広大な荒沢湿原
薬莱稿原の南西に広がる荒沢地区一帯は、日本でも有数の大規模地すべりによって形成された湿原地帯です。ここは知る人ぞ知る自然の宝庫で、地すべりは3?4万年前の氷河期後半から始まったと考えられています。多くの沼と湿原はほとんど人の手が入っていないため、貴重な水生、湿生植物の宝庫となっています。
また、トンボ類が50種類以上確認されている県内随一の生息地で、モリアオガエルや鳥類の宝庫でもあります。700ヘクタールに及ぶ湿原地帯で、ミズバショウの群生地としても有名な荒沢地区にあるのが「荒沢自然館」です。ここには、荒沢の自然を紹介する展示コーナーがあり、デッキからは田谷地沼が観察できます。

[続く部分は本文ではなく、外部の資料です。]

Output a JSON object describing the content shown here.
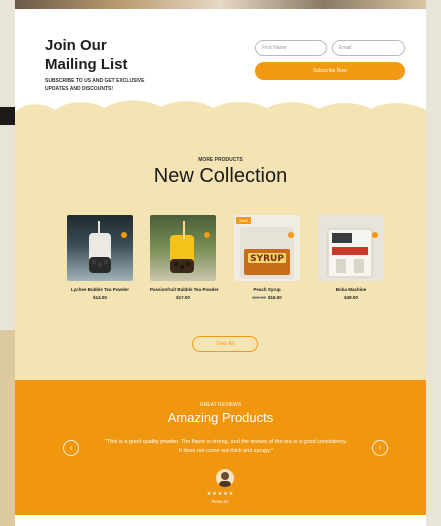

周辺の遊歩道を歩くと、豊かで貴重な自然を肌で感じることができますが、地下53mから汲み上げられる天然の水「船形の氷水」も味わうことができます。加美町では、この天然水を活用して、野菜やワサビの栽培を行うなど、特産品づくりにも取り組んでいます。その他、広大なこの地区には、530種類の植物や85種類に及ぶ鳥類も確認されています。